I went ‘I suppose’ and I went home. … I'd been sitting in the background, taking stuff in, listening to stuff, I went back and it just … that night opened me up to the type of man that I didn't realise I was.

When you're trapped in this world, you don't ever take an inward look at yourself. I would have protected my partner, and my partners  over the years, and my kids, with my life. As most partners and fathers would. Never ever did I take an inward look and think that maybe my kids and my partners needed some protection from me and my behaviour.

If you liken it to a tradesman, a tradesman likes to have all the tools that he needs for a job to get through something. It's the same with life. If you don't have all the skills and tools, at some stage you need to get to a place where you go and look for that, or someone leads you to a place where you can start finding the tools and the skills that you need to operate differently to you  have for the rest of your life. I had a tool kit with only half the tools and skills that I needed in it. And the top skill in that bag, once I got old enough and big enough, was violence.

What you have got to understand too is that you don't just suddenly become magically violence free. It’s not going to be plain sailing from that day. When you decide to make changes you're still going to make some backward steps along your journey. I think the biggest thing that I found was … even when I was making the backwards steps … and there'd be the odd time that I just still lost the plot, I started to take responsibility for my behaviour and any apology was a genuine apology.
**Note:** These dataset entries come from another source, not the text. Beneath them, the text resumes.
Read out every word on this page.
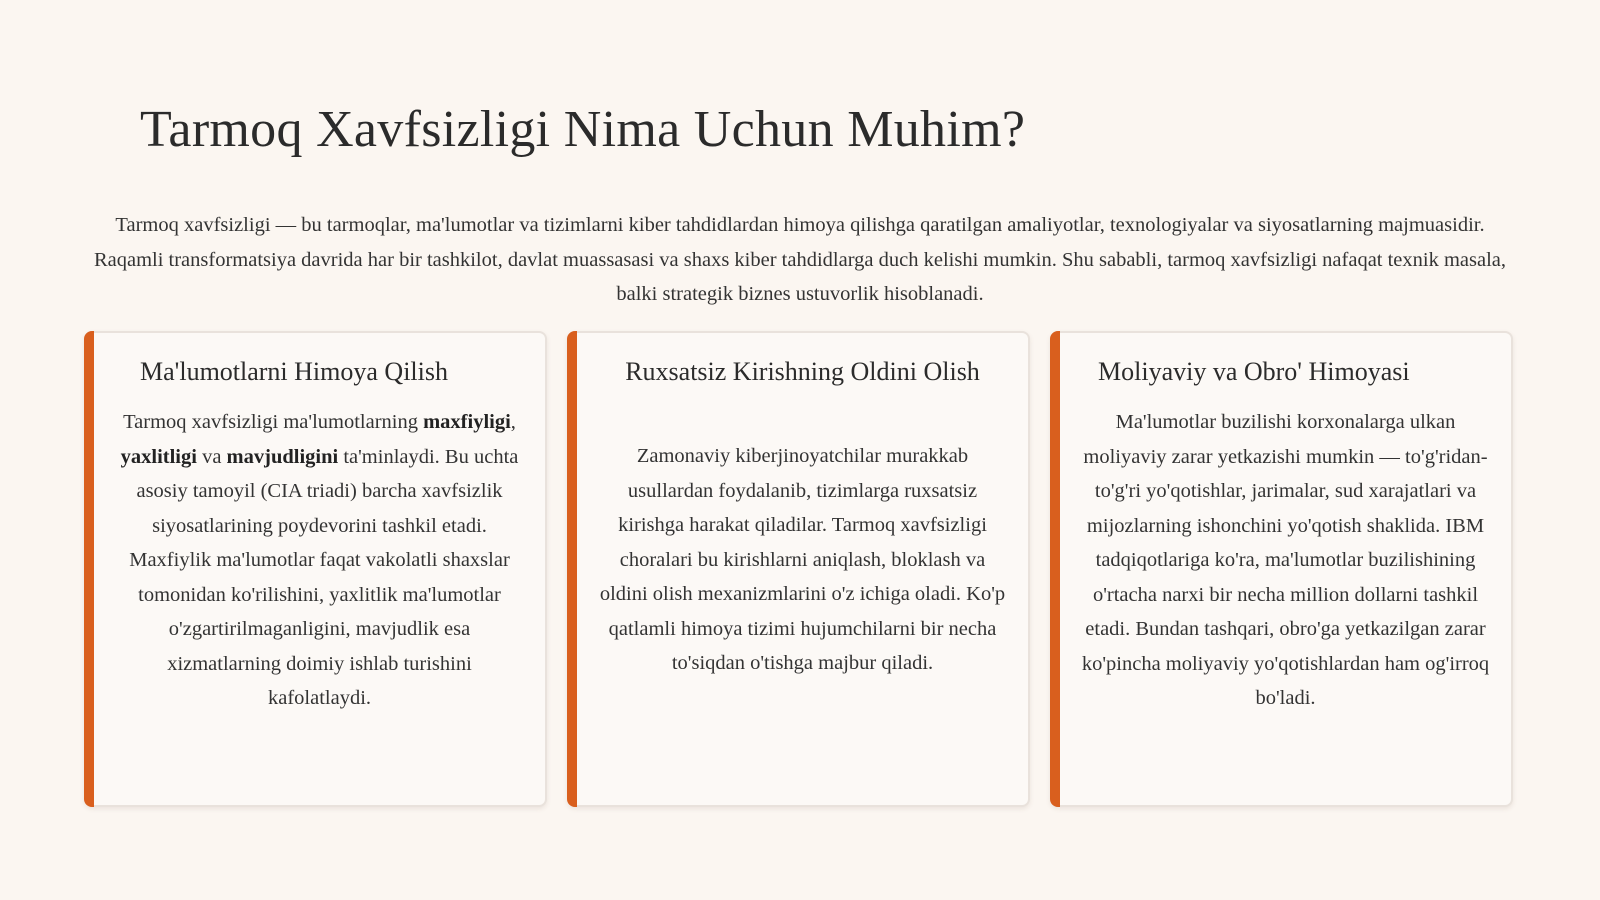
Tarmoq Xavfsizligi Nima Uchun Muhim?

Tarmoq xavfsizligi — bu tarmoqlar, ma'lumotlar va tizimlarni kiber tahdidlardan himoya qilishga qaratilgan amaliyotlar, texnologiyalar va siyosatlarning majmuasidir. Raqamli transformatsiya davrida har bir tashkilot, davlat muassasasi va shaxs kiber tahdidlarga duch kelishi mumkin. Shu sababli, tarmoq xavfsizligi nafaqat texnik masala, balki strategik biznes ustuvorlik hisoblanadi.

Ma'lumotlarni Himoya Qilish

Tarmoq xavfsizligi ma'lumotlarning maxfiyligi, yaxlitligi va mavjudligini ta'minlaydi. Bu uchta asosiy tamoyil (CIA triadi) barcha xavfsizlik siyosatlarining poydevorini tashkil etadi. Maxfiylik ma'lumotlar faqat vakolatli shaxslar tomonidan ko'rilishini, yaxlitlik ma'lumotlar o'zgartirilmaganligini, mavjudlik esa xizmatlarning doimiy ishlab turishini kafolatlaydi.

Ruxsatsiz Kirishning Oldini Olish

Zamonaviy kiberjinoyatchilar murakkab usullardan foydalanib, tizimlarga ruxsatsiz kirishga harakat qiladilar. Tarmoq xavfsizligi choralari bu kirishlarni aniqlash, bloklash va oldini olish mexanizmlarini o'z ichiga oladi. Ko'p qatlamli himoya tizimi hujumchilarni bir necha to'siqdan o'tishga majbur qiladi.

Moliyaviy va Obro' Himoyasi

Ma'lumotlar buzilishi korxonalarga ulkan moliyaviy zarar yetkazishi mumkin — to'g'ridan-to'g'ri yo'qotishlar, jarimalar, sud xarajatlari va mijozlarning ishonchini yo'qotish shaklida. IBM tadqiqotlariga ko'ra, ma'lumotlar buzilishining o'rtacha narxi bir necha million dollarni tashkil etadi. Bundan tashqari, obro'ga yetkazilgan zarar ko'pincha moliyaviy yo'qotishlardan ham og'irroq bo'ladi.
Cut to Jeremy and the other man with a nearly shaved head wearing a red checkered hoody and jeans, walking across sand dunes towards the beach. They smile and chat inaudibly.

Having and keeping that support around you would be really important to help you maintain that new change, until you can take all your new skills and tools and start using them as number one.”

Cut to a black screen. White words appear saying ‘In your hands. Change starts here. For you and your whānau. One step at a time is all it takes for progress.’